Хотя, в общем-то, одна права, а другую жаль. Надо срочно менять ситуацию на сто восемьдесят градусов. Я достаю бутылку шампанского, разливаю по бокалам и предлагаю:
– Ну, что ж, Мел, сегодня ты стала немного мудрее. Знаешь, в науке отрицательный результат – тоже результат, потому что он подтверждает: исследования зашли в тупик, и надо искать другой вариант. Поэтому давайте выпьем за… – я подбираю слова…
– За что? Неужели за очередной тупик?! – с присущей ей иронией тролит меня Инна.
– Ну уж нет, за это мы пить не будем! Давайте за то, что всё плохое уже закончилось. Пусть это будут последние слёзы в твоей жизни, Мел! – не соглашаюсь я.
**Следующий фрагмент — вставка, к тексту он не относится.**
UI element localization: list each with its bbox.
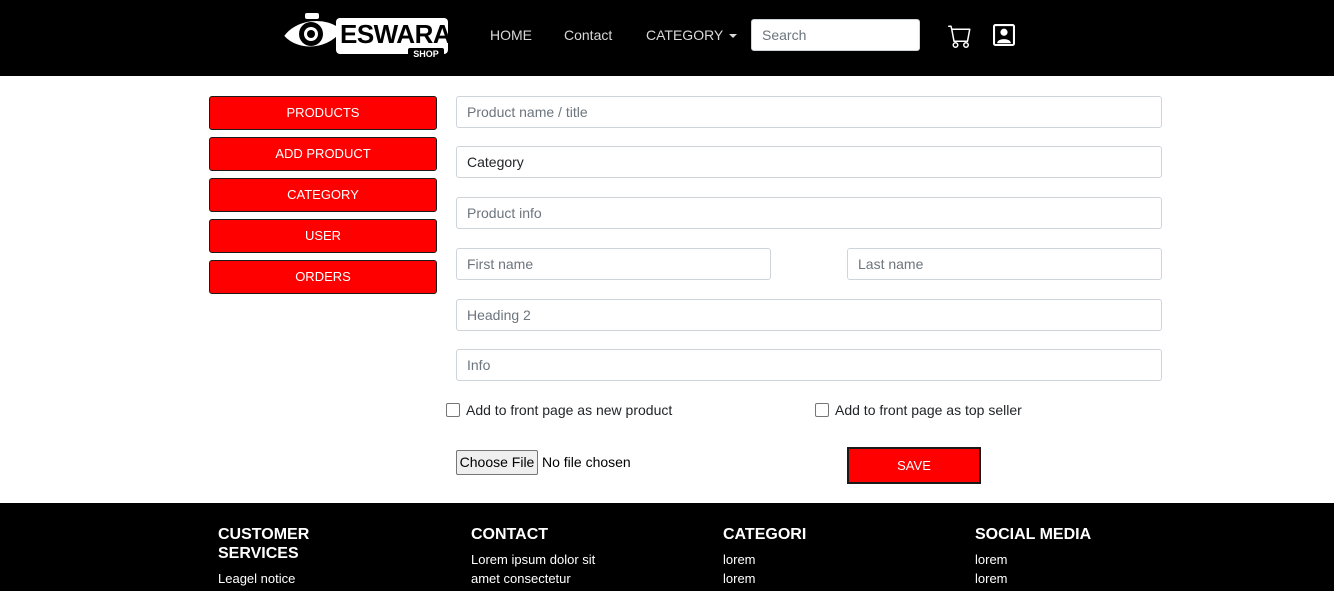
last-name-input[interactable]: Last name: [847, 248, 1162, 280]
footer-heading-line: CUSTOMER: [218, 526, 310, 543]
info-input[interactable]: Info: [456, 349, 1162, 381]
page-footer: CUSTOMER SERVICES Leagel notice CONTACT …: [0, 503, 1334, 591]
top-navbar: ESWARAN SHOP HOME Contact CATEGORY: [0, 0, 1334, 76]
caret-down-icon: [729, 34, 738, 39]
footer-social-link[interactable]: lorem: [975, 550, 1008, 569]
footer-social-link[interactable]: lorem: [975, 569, 1008, 588]
first-name-input[interactable]: First name: [456, 248, 771, 280]
sidebar-add-product-button[interactable]: ADD PRODUCT: [209, 137, 437, 171]
product-info-input[interactable]: Product info: [456, 197, 1162, 229]
footer-contact-line: Lorem ipsum dolor sit: [471, 552, 596, 567]
new-product-checkbox[interactable]: [446, 403, 460, 417]
footer-categori-link[interactable]: lorem: [723, 569, 756, 588]
footer-heading-line: SERVICES: [218, 545, 299, 562]
top-seller-checkbox-label[interactable]: Add to front page as top seller: [835, 402, 1022, 418]
sidebar-products-button[interactable]: PRODUCTS: [209, 96, 437, 130]
footer-social-heading: SOCIAL MEDIA: [975, 526, 1092, 543]
nav-contact-link[interactable]: Contact: [564, 27, 612, 43]
footer-customer-services-heading: CUSTOMER SERVICES: [218, 525, 309, 563]
footer-legal-notice-link[interactable]: Leagel notice: [218, 569, 295, 588]
product-name-input[interactable]: Product name / title: [456, 96, 1162, 128]
search-input[interactable]: [751, 19, 920, 51]
footer-categori-link[interactable]: lorem: [723, 550, 756, 569]
cart-icon[interactable]: [948, 24, 972, 48]
heading2-input[interactable]: Heading 2: [456, 299, 1162, 331]
sidebar-orders-button[interactable]: ORDERS: [209, 260, 437, 294]
footer-categori-heading: CATEGORI: [723, 526, 807, 543]
footer-contact-line: amet consectetur: [471, 571, 571, 586]
logo-subtext: SHOP: [408, 48, 444, 60]
user-profile-icon[interactable]: [993, 24, 1015, 46]
footer-contact-heading: CONTACT: [471, 526, 549, 543]
brand-logo[interactable]: ESWARAN SHOP: [281, 8, 470, 62]
new-product-checkbox-label[interactable]: Add to front page as new product: [466, 402, 672, 418]
top-seller-checkbox[interactable]: [815, 403, 829, 417]
nav-home-link[interactable]: HOME: [490, 27, 532, 43]
sidebar-category-button[interactable]: CATEGORY: [209, 178, 437, 212]
save-button[interactable]: SAVE: [847, 447, 981, 484]
logo-text: ESWARAN: [340, 19, 470, 49]
choose-file-button[interactable]: Choose File: [456, 450, 538, 475]
file-status-text: No file chosen: [542, 454, 631, 470]
category-select[interactable]: Category: [456, 146, 1162, 178]
top-seller-checkbox-row: Add to front page as top seller: [815, 402, 1022, 418]
sidebar-user-button[interactable]: USER: [209, 219, 437, 253]
new-product-checkbox-row: Add to front page as new product: [446, 402, 672, 418]
nav-category-label: CATEGORY: [646, 27, 724, 43]
nav-category-dropdown[interactable]: CATEGORY: [646, 27, 738, 43]
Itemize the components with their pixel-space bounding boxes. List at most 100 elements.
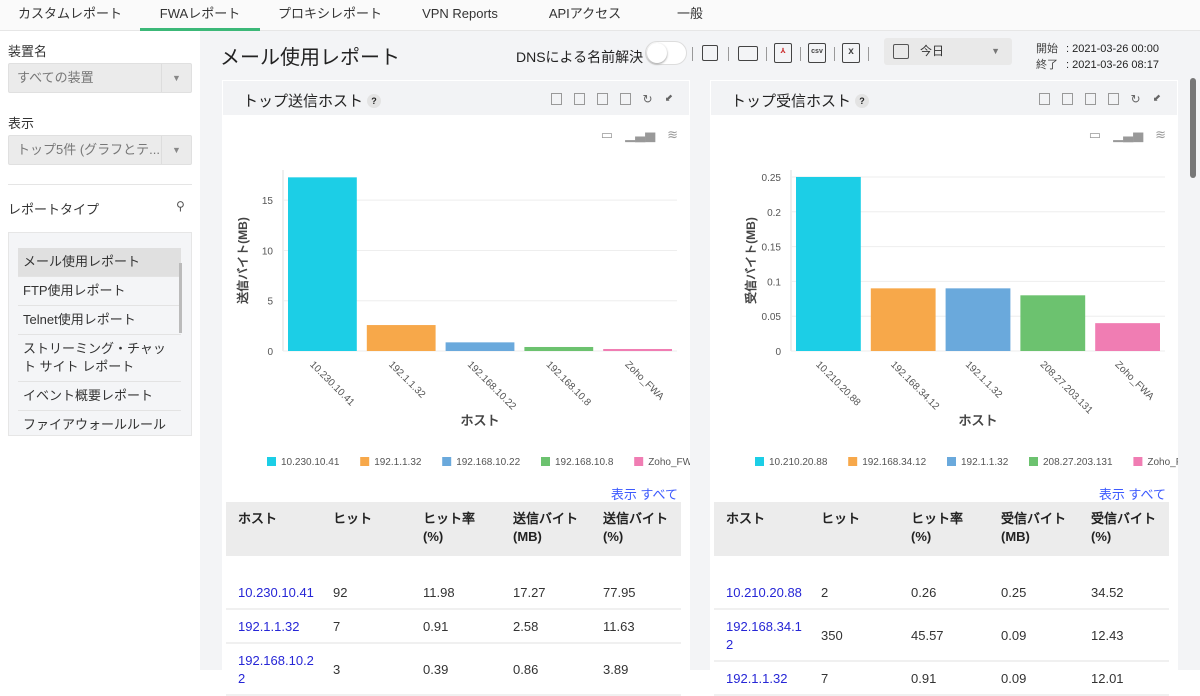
view-all-link[interactable]: 表示 すべて [611, 484, 678, 503]
page-scrollbar[interactable] [1190, 78, 1196, 178]
chevron-down-icon: ▼ [991, 46, 1000, 56]
column-header[interactable]: ヒット [321, 502, 411, 556]
help-icon[interactable]: ? [367, 94, 382, 108]
report-type-item[interactable]: ストリーミング・チャット サイト レポート [18, 335, 181, 382]
page-title: メール使用レポート [220, 47, 400, 69]
area-chart-icon[interactable]: ▭ [601, 127, 613, 143]
report-type-item[interactable]: メール使用レポート [18, 248, 181, 277]
dns-toggle[interactable] [645, 41, 687, 65]
x-tick-label: Zoho_FWA [622, 359, 666, 403]
report-type-item[interactable]: Telnet使用レポート [18, 306, 181, 335]
csv-icon[interactable] [596, 93, 608, 105]
report-type-label: レポートタイプ [8, 202, 100, 217]
column-header[interactable]: ホスト [226, 502, 321, 556]
tab-custom-report[interactable]: カスタムレポート [0, 0, 140, 31]
tab-api-access[interactable]: APIアクセス [520, 0, 650, 31]
legend-label[interactable]: 192.1.1.32 [961, 457, 1009, 468]
report-type-item[interactable]: イベント概要レポート [18, 382, 181, 411]
legend-label[interactable]: 192.168.10.8 [555, 457, 614, 468]
csv-icon[interactable] [1084, 93, 1096, 105]
bar[interactable] [603, 348, 672, 351]
column-header[interactable]: ヒット率(%) [411, 502, 501, 556]
line-chart-icon[interactable]: ≋ [1155, 127, 1166, 143]
column-header[interactable]: ヒット率(%) [899, 502, 989, 556]
tab-general[interactable]: 一般 [650, 0, 730, 31]
bar[interactable] [1020, 295, 1086, 351]
column-header[interactable]: ホスト [714, 502, 809, 556]
excel-icon[interactable] [619, 93, 631, 105]
column-header[interactable]: 送信バイト (MB) [501, 502, 591, 556]
report-type-item[interactable]: FTP使用レポート [18, 277, 181, 306]
pdf-icon[interactable] [1061, 93, 1073, 105]
legend-swatch [947, 457, 956, 466]
period-select[interactable]: 今日 ▼ [884, 38, 1012, 65]
tab-fwa-report[interactable]: FWAレポート [140, 0, 260, 31]
table-cell: 77.95 [591, 556, 681, 610]
y-axis-title: 受信バイト(MB) [743, 217, 758, 304]
expand-icon[interactable]: ⬋ [1153, 93, 1161, 105]
bar[interactable] [870, 288, 936, 351]
bar[interactable] [366, 325, 436, 351]
bar-chart-icon[interactable]: ▁▃▅ [625, 127, 655, 143]
excel-icon[interactable] [1107, 93, 1119, 105]
table-cell: 7 [321, 609, 411, 644]
column-header[interactable]: 受信バイト (%) [1079, 502, 1169, 556]
bar[interactable] [1095, 323, 1160, 351]
host-link[interactable]: 192.1.1.32 [238, 619, 299, 634]
bar-chart-icon[interactable]: ▁▃▅ [1113, 127, 1143, 143]
calendar-icon [893, 44, 909, 59]
legend-label[interactable]: 208.27.203.131 [1043, 457, 1113, 468]
host-link[interactable]: 192.1.1.32 [726, 671, 787, 686]
refresh-icon[interactable]: ↻ [1131, 93, 1141, 105]
host-link[interactable]: 192.168.34.12 [726, 619, 802, 652]
legend-label[interactable]: Zoho_FWA [648, 457, 690, 468]
column-header[interactable]: 受信バイト (MB) [989, 502, 1079, 556]
bar[interactable] [945, 288, 1011, 351]
mail-icon[interactable] [738, 46, 758, 61]
legend-label[interactable]: 192.168.10.22 [456, 457, 520, 468]
help-icon[interactable]: ? [855, 94, 870, 108]
tab-vpn-reports[interactable]: VPN Reports [400, 0, 520, 31]
area-chart-icon[interactable]: ▭ [1089, 127, 1101, 143]
bar[interactable] [445, 342, 515, 351]
column-header[interactable]: 送信バイト (%) [591, 502, 681, 556]
table-cell: 0.91 [899, 661, 989, 696]
y-tick-label: 0.15 [762, 243, 782, 254]
table-row: 192.1.1.32 7 0.91 2.58 11.63 [226, 609, 681, 644]
pdf-icon[interactable]: ⅄ [774, 43, 792, 63]
column-header[interactable]: ヒット [809, 502, 899, 556]
x-tick-label: Zoho_FWA [1112, 359, 1156, 403]
host-link[interactable]: 10.230.10.41 [238, 585, 314, 600]
bar[interactable] [524, 346, 594, 351]
excel-icon[interactable]: x [842, 43, 860, 63]
refresh-icon[interactable]: ↻ [643, 93, 653, 105]
report-type-item[interactable]: ファイアウォールルールレ... [18, 411, 181, 435]
pdf-icon[interactable] [573, 93, 585, 105]
view-value: トップ5件 (グラフとテ... [17, 142, 161, 157]
tab-proxy-report[interactable]: プロキシレポート [260, 0, 400, 31]
bar[interactable] [796, 176, 861, 351]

Всё-таки женщины непредсказуемы: Инна берёт свой бокал и произносит:
– Пусть память вычеркнет мужчин, не оценивших вас; пусть маются неудачники, потерявшие вас; и да будут процветать счастливцы, которые вас встретят! Значит, за любовь! – Инна в своем амплуа, просто светоч мудрости! Она вообще любит долгие тосты со значением.
Милке нравится, мы чокаемся и выпиваем. Холодное игристое немного освежает, бьёт в голову, и становится не так грустно. Мы все на некоторое время замолкаем и думаем – каждый о своём.
– Мел, что ты молчишь? – меня пугает задумчивость подруги.
– Девочки, вы правда считаете, что он меня использовал? Но я же думала: раз мы живём вместе, зачем делить на твоё, моё? И потом, как это можно сделать: я же не могу обедать, спрятавшись под одеялом? – в этот раз она в самом деле очень искренна.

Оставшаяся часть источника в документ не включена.